Abstract

Proper maintenance of roads is an extremely complex task and also an important issue all over the world. One of the most critical road monitoring and maintenance activities is the detection of road anomalies such as potholes. Identification of potholes is necessary to avoid road accidents, prevent damage of vehicles, enhance travelling comforts, etc. Although maintenance of roads is considered to be a serious issue by the authorities over the years, lack of proper detection and mapping of road potholes makes the issue more severe. To overcome this problem, an end-to-end system called PotSpot is built for real-time detection, monitoring, and spatial mapping of potholes across the city A Convolutional Neural Network (CNN) model is proposed and evaluated on real-world dataset for pothole detection.
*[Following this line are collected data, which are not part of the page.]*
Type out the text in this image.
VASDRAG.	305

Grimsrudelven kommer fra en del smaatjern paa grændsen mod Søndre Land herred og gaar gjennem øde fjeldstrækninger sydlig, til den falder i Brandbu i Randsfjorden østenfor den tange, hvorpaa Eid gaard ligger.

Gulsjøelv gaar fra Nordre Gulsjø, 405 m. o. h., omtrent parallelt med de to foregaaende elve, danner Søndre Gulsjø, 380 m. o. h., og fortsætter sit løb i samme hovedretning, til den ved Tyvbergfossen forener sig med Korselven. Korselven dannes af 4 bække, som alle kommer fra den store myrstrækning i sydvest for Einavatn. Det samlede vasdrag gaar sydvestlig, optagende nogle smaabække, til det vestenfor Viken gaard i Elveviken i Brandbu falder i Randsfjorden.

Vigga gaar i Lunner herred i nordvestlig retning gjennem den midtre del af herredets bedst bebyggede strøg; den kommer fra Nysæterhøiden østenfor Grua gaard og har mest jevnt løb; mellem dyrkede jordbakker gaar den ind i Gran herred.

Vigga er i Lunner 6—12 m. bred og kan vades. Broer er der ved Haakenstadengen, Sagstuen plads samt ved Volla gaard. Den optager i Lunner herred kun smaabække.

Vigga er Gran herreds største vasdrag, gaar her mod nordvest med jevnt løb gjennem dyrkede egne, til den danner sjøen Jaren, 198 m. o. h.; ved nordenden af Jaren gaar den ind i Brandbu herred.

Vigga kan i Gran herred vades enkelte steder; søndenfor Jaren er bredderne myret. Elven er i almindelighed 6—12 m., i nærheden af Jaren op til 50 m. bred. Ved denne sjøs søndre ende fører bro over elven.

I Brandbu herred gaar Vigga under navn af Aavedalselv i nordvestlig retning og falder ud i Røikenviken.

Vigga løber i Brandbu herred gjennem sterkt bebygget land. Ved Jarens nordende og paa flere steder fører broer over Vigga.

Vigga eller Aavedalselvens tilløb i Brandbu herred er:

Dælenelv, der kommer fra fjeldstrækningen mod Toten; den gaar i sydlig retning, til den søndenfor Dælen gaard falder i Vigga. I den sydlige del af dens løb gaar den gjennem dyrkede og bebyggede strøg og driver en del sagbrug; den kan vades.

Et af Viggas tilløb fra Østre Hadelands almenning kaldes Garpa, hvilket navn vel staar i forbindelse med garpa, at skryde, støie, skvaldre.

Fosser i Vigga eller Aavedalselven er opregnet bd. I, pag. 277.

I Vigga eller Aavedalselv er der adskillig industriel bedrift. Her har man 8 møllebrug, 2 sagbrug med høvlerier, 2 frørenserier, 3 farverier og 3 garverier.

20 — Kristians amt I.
Additionally, real-time pothole-marked maps are generated with the help of Google Maps API (Application Programming Interface). To provide an end-to-end service through this system, both the pothole detection and pothole mapping are integrated through an android application. The proposed model is also compared with six baselines namely Artificial Neural Network (ANN), Support Vector Machine (SVM), K-Nearest Neighbors (KNN), and three pre-trained CNN models InceptionV3, VGG19 and VGG16 in terms of performance metrics to verify its effectiveness. The proposed model achieves better accuracy (≈ 97.6 %) as compared to the above-mentioned baseline methods. It is also observed that the Area Under the Curve (AUC) value for the proposed pothole detection model (AUC= 0.97) is higher than the baseline methods.